NASA’s New Horizons spacecraft is closing in on Pluto and its five moons. Soon we will see what no one has ever seen before: Crisp, clear pictures of the tiny, icy world.
“The pictures are what we’re all waiting for,” Alan Stern, New Horizons principal investigator, told CNN.
Up until now, the best images of Pluto have been a few pixels shot by the Hubble Space Telescope. The images, released in 2010, took four years and 20 computers operating continuously and simultaneously to produce, according to Marc Buie of the Southwest Research Institute in Boulder, Colorado.
They show what NASA called an “icy and dark molasses-colored, mottled world that is undergoing seasonal changes in its surface color and brightness.”
That’s not a very glamorous description, but NASA said the images confirmed Pluto is a “dynamic world that undergoes dramatic atmospheric changes, not simply a ball of ice and rock.”
New Horizons is aiming its Long-Range Reconnaissance Imager (LORRI) telescope at Pluto to help navigate the final 135 million miles (220 kilometers) of its 3 billion mile journey. Besides LORRI, the space probe is packed with cameras and other instruments. By mid-May, we should get “better than Hubble” photos. We’ll also see Pluto’s five moons: Charon, Nix, Hydra, Kerberos and Styx.
Stern expects new “optical navigation images” to arrive any day now.
“I think of Pluto as a kind of a Christmas present that’s been sitting under the tree” waiting to be unwrapped, Stern said. “I just can’t wait to see what’s there.”
New Horizons was launched on January 19, 2006. It will arrive at Pluto on July 14, 2015. The probe is 27 inches (0.7 meters) tall, 83 inches (2.1 meters) long and 108 inches (2.7 meters) wide. It weighed 1,054 pounds (478 kilograms) at launch.
New Horizons was launched before the big debate started over whether it’s a planet. For the scientists on the New Horizons team, Pluto is very much a planet — just a new kind of planet.
“New Horizons is on a journey to a new class of planets we’ve never seen, in a place we’ve never been before,” says New Horizons Project Scientist Hal Weaver of APL. “For decades, we thought Pluto was this odd little body on the planetary outskirts; now we know it’s really a gateway to an entire region of new worlds in the Kuiper Belt, and New Horizons is going to provide the first close-up look at them.”

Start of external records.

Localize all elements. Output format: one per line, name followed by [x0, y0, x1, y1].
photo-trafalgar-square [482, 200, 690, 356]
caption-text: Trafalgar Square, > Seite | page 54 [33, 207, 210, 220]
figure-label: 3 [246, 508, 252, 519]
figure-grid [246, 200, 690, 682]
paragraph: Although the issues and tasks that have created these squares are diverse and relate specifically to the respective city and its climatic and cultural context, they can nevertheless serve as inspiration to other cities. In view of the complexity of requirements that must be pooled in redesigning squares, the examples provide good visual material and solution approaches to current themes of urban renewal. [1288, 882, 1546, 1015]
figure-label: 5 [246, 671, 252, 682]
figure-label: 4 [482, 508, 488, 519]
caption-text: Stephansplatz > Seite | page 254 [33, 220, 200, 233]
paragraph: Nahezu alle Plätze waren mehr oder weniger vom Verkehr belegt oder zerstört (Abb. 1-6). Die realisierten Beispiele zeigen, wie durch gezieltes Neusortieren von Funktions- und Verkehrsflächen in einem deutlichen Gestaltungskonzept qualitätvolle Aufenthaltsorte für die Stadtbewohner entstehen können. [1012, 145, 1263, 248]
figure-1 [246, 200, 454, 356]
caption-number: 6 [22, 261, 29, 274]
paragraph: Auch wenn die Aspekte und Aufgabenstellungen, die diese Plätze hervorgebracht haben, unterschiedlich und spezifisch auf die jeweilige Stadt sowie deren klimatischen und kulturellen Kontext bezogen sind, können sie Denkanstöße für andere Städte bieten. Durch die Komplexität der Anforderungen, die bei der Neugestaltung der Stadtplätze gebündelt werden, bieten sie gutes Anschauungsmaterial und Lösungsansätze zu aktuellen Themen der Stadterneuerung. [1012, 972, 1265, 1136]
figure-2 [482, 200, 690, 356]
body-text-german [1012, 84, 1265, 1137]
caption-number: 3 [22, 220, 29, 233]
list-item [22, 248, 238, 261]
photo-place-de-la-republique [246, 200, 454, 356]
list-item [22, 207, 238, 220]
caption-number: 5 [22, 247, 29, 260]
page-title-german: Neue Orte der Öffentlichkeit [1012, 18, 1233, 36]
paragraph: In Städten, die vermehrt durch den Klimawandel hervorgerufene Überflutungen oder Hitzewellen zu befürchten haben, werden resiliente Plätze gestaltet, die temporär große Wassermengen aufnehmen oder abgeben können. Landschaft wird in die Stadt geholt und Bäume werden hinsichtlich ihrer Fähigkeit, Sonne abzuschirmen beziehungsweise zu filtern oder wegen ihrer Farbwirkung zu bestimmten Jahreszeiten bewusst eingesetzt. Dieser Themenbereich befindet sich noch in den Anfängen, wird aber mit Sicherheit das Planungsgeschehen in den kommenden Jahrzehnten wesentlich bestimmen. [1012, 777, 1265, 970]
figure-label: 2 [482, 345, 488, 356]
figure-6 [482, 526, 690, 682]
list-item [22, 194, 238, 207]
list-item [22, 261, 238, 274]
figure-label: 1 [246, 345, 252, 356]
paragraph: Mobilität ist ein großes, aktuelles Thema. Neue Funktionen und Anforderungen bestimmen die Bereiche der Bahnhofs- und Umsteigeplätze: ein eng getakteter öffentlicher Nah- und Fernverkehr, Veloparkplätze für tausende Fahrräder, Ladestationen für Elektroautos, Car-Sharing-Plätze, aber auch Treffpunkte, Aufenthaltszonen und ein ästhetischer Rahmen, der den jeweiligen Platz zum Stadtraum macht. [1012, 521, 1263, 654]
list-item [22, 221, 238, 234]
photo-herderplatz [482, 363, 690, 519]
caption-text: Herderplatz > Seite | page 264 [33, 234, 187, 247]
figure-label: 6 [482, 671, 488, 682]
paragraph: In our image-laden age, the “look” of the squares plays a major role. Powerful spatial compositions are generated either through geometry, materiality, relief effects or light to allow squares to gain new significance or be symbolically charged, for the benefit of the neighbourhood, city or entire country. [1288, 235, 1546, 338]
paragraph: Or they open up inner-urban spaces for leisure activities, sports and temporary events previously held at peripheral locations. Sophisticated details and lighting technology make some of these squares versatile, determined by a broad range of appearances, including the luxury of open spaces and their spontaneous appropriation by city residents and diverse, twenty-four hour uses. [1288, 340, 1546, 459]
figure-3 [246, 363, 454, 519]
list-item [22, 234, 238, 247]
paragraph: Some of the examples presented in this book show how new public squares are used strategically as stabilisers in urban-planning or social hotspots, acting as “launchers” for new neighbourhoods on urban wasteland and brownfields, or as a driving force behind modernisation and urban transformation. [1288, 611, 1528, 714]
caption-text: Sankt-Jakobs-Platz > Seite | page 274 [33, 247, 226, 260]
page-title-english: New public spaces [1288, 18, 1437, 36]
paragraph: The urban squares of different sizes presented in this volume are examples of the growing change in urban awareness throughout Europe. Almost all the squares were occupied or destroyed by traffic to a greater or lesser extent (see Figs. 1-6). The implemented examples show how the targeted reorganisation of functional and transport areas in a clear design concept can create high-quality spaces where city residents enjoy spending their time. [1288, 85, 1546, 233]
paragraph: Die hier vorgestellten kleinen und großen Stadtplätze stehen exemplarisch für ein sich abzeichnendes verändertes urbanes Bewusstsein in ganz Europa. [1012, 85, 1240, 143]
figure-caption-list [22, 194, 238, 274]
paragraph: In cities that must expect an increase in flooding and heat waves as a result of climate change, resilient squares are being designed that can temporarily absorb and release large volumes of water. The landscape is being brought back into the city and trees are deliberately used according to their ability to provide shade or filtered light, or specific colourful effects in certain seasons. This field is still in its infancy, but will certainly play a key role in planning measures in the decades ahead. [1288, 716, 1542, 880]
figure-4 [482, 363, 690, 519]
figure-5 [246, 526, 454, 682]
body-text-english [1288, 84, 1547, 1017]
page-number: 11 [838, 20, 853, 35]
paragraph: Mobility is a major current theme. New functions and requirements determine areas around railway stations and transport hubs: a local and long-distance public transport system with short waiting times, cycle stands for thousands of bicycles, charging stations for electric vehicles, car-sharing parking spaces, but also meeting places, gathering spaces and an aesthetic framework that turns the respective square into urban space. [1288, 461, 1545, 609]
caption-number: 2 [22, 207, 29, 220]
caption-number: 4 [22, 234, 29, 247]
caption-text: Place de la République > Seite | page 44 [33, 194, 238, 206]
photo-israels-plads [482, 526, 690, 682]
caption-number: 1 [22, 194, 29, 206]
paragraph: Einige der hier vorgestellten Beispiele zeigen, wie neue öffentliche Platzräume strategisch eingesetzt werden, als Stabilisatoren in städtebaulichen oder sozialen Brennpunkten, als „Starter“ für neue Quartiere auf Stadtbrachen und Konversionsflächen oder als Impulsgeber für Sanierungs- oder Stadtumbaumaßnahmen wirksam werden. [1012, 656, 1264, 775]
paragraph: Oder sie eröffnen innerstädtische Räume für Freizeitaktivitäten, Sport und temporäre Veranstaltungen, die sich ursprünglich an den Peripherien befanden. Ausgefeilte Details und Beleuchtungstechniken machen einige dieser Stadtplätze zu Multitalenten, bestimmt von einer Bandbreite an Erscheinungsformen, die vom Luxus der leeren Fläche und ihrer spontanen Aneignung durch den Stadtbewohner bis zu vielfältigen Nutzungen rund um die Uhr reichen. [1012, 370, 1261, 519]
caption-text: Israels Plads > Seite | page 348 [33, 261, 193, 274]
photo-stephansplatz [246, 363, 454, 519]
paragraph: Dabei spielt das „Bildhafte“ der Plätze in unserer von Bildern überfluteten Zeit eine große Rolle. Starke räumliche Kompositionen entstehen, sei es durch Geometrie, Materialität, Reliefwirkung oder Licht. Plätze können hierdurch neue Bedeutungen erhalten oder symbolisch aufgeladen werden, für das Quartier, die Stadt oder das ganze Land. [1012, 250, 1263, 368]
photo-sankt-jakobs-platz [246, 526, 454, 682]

Some interesting tidbits about Pluto:
— Pluto is classified by NASA as a dwarf planet.
— It has five known moons: Charon, Nix, Hydra, Kerberos and Styx.
— Pluto is about two-thirds the diameter of Earth’s moon.
— It probably has a rocky core surrounded by ice.
— It’s one of a group of objects that orbit beyond Neptune in the Kuiper Belt.
— Pluto is about 20 times as massive than Ceres, the dwarf planet between Mars and Jupiter that will be explored by the Dawn spacecraft on March 6, 2015.
— Pluto has a 248-year-long elliptical orbit around the sun.
— From 1979 to 1999, Pluto was actually closer to the sun than Neptune.
— Pluto was discovered in 1930 by Clyde Tombaugh at the Lowell Observatory in Flagstaff, Arizona.
— It was named by 11-year-old Venetia Burney of Oxford, England.